While the issue of NDVI saturation has been widely documented in other studies and overcome by the application of alternative vegetation indices (Rehman et al., 2019; Jiang et al., 2021; San Bautista et al., 2022), our research did not encounter this limitation due to the low-density cultivation conditions, low yields (below 8,000 kg ha-1), and sparse biomass coverage (considering the crop was dry seeded).

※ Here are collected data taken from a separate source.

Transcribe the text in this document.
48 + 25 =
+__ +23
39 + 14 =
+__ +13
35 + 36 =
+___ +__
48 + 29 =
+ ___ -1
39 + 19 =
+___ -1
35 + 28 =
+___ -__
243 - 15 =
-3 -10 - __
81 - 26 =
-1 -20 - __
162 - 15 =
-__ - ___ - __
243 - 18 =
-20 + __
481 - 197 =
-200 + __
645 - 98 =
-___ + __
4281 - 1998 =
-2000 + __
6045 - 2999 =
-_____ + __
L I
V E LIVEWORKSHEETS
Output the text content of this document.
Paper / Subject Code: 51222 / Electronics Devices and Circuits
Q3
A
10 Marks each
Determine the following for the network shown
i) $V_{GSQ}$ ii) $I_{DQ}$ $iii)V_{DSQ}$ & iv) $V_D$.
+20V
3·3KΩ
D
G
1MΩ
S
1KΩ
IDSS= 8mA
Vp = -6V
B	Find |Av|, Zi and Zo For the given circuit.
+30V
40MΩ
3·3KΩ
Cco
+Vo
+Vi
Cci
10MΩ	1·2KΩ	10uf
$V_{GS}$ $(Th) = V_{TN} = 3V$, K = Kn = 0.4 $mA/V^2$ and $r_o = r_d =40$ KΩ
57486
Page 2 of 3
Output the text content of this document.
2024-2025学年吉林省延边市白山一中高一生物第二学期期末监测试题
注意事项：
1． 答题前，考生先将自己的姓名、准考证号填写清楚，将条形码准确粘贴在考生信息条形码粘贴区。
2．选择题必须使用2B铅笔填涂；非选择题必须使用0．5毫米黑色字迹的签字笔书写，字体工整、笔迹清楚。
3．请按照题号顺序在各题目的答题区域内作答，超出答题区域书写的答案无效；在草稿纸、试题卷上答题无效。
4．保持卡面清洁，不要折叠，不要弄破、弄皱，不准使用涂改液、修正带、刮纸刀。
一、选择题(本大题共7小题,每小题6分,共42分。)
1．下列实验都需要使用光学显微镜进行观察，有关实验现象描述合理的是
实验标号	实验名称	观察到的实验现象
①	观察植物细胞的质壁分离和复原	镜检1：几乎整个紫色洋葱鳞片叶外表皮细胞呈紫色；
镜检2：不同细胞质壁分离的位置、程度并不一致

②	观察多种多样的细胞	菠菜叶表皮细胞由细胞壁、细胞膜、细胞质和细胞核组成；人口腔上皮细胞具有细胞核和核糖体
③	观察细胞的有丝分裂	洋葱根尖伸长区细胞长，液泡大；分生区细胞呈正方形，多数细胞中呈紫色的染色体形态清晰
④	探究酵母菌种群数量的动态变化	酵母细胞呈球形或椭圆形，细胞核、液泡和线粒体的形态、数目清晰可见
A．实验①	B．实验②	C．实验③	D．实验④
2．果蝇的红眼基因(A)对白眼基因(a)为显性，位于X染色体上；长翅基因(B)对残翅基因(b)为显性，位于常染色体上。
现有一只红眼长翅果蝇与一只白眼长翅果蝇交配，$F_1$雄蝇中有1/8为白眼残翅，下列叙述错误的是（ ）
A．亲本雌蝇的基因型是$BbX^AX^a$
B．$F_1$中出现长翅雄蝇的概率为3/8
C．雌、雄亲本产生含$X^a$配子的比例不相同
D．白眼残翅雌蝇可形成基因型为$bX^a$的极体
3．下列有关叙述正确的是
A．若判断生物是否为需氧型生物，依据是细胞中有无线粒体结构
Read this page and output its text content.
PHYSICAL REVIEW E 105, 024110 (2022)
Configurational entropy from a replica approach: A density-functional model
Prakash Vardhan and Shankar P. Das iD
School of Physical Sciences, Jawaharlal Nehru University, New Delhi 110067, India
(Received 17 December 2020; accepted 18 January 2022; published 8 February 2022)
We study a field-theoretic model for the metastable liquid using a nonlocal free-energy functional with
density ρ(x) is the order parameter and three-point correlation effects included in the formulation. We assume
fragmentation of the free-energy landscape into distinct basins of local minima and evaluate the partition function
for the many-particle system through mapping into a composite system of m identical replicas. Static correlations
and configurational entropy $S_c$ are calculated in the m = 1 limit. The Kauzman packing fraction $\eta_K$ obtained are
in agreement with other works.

4.3 Durable soil nutrient dynamics of mineral fertilization strategies provide increased N availability to rice crops as compared to organic fertilizer strategies

The Agronomic Efficiency Associated with Total Nitrogen for the CM and PS strategies was lower than that for the MIN strategy, primarily due to differences in the nitrogenous forms present in these fertilizers. In the MIN strategy, the agronomic efficiency associated with total nitrogen was 22.2 grain Kg/Kg N, which exceeded the values observed in both animal manure strategies but fell within the optimal range established in previous studies (Ladha et al., 2005; Xie et al., 2007; Moreno-García et al., 2017). Notably, there was no significant difference in agronomic efficiency associated with ammonium among the three strategies. This result aligns with the findings of Moreno-García et al. (2017), who concluded that rice crops primarily utilize inorganic N in the short term, with limited uptake of organic N. Both CM and PS contain a higher proportion of organic nitrogen (approximately 42% and 34%, respectively) compared to mineral forms, with a slightly higher percentage of ammonium nitrogen in PS than in CM. In summary, the application of organic fertilizers in rice cultivation can provide long-term nutrient benefits when properly managed in agricultural practices. However, this approach comes with trade-offs, including slower nutrient release and the potential for early growth limitations if not properly managed. Various pre-treatment techniques, such as mineralization, acidification, and digestion, have been developed to convert nitrogenous forms and organic compounds into more readily accessible N formulations for plants (Bosshard et al., 2010). Improved NUE could also contribute to reduced pollutant emissions. However, the practical benefits of pre-treated animal slurry in terms of N availability for NUE enhancement have shown variability under field conditions, as reported by previous studies (Moeller and Mueller, 2012). Additionally, it is crucial that such treatments do not substantially increase fertilizer costs, as is often the case with current methods requiring expensive equipment and significant energy demands (Dadrasnia et al., 2021). Further research into animal manure pre-treatment technologies is warranted, as they hold the potential to enhance N efficiency in manure while simultaneously reducing N emissions into the environment.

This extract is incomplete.